Menyelamatkan Hutan Sebagai Bagian Tanggung Jawab Sosial Perusahaan
Jalal dan Fajar Kurniawan
Social Investment Indonesia
Kalau kita menggunakan perhitungan akuntansi lingkungan, maka jasa lingkungan yang diberikan hutan kepada kita di Indonesia pastilah mencapai ribuan triliun rupiah per tahunnya. Namun, jasa lingkungan yang sebegitu besarnya dari hutan tampak masih kurang dihargai oleh kita semua. Laju deforestasi kita pernah mencapai lebih dari 2 juta hektare per tahunnya pada periode sekitar reformasi, dan hingga kini kita masih juga kehilangan ratusan ribu hektare. Kondisi ini harus kita hentikan, bahkan harus dibalikkan, apabila kita masih ingin melihat Indonesia dalam beberapa dekade ke depan.

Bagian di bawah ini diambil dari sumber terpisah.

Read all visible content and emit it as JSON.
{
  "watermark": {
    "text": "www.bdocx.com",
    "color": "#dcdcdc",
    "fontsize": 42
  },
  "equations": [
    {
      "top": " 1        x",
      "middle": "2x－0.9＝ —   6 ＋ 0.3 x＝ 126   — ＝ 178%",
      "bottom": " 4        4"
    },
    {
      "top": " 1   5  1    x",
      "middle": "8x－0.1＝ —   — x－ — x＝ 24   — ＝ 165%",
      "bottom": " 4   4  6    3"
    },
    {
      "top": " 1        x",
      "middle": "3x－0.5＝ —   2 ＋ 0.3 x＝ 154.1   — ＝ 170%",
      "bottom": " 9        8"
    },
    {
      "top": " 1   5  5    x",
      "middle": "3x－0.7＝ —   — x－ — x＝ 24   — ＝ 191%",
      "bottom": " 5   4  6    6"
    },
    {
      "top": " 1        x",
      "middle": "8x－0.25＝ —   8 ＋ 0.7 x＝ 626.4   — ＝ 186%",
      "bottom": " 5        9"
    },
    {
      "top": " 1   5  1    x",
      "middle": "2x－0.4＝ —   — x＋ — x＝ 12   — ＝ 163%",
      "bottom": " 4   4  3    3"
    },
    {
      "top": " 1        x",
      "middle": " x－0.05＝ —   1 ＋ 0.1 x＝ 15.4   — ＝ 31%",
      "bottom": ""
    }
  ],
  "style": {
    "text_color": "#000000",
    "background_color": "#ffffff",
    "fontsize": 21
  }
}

Lalu, sebagai perusahaan, apa yang bisa dilakukan? Ada banyak sebetulnya. Namun hingga kini kebanyakan perusahaan jauh lebih suka berpikir secara dangkal, membatasi diri hanya pada acara seremonial penanaman pohon, lalu melupakannya hingga ada seremoni serupa. Kerap, perusahaan menghabiskan dana yang jauh lebih besar untuk mengiklankan kegiatan tersebut dibandingkan dengan yang mereka keluarkan untuk melaksanakannya. Tindakan greenwashing tersebut—selain tidak memberikan arti kepada penyelamatan hutan—sesungguhnya bisa membahayakan reputasi perusahaan bila ada pihak yang secara kritis menyorotinya.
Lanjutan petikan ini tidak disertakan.